Of the 41 youth who reported food allergy-related bullying:
51% reported experiencing overt physical acts such as an allergen being waved in their face, thrown at them or intentionally put in their food.
66% reported bullying experiences that are categorized as non-physical overt victimization acts including verbal teasing, remarks or criticisms about their allergy and verbal threats or intimidation.
Eight reported relational bullying, such as rumors being spread, people speaking behind their back and being intentionally ignored or excluded due to their food allergy.
The researchers also note that food allergy bullying perpetrators included, but were not limited to, classmates and other students, and bullying most commonly occurred at school.

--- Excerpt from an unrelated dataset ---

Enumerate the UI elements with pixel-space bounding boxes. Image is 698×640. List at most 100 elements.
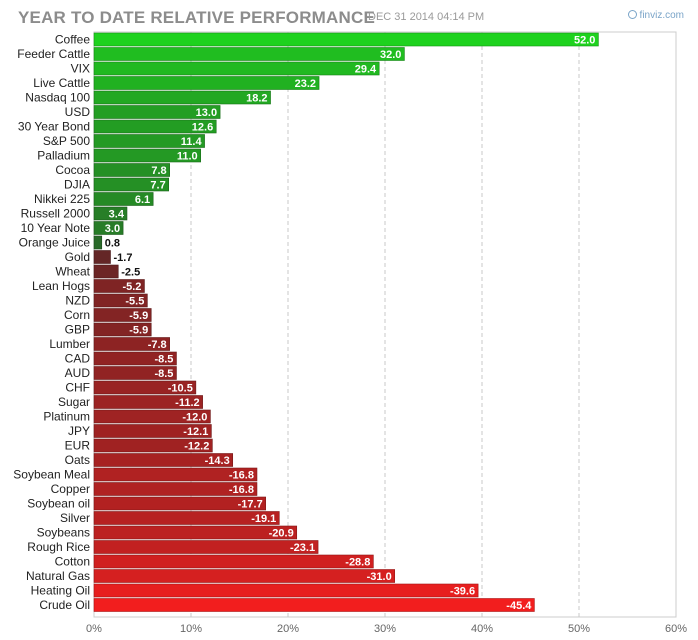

The authors found that only 12% of parents reported that their child had been bullied because of their food allergy and of those, 93% said their child had reported the bullying to them. Some parents reported they had been made fun of or teased themselves because of concerns about their child's food allergy.
"It's important to find ways for children to open up about food allergy-related bullying," one researcher said. "Asking additional specific questions about peer experiences during clinic appointments will hopefully get children and caregivers the help and support they need."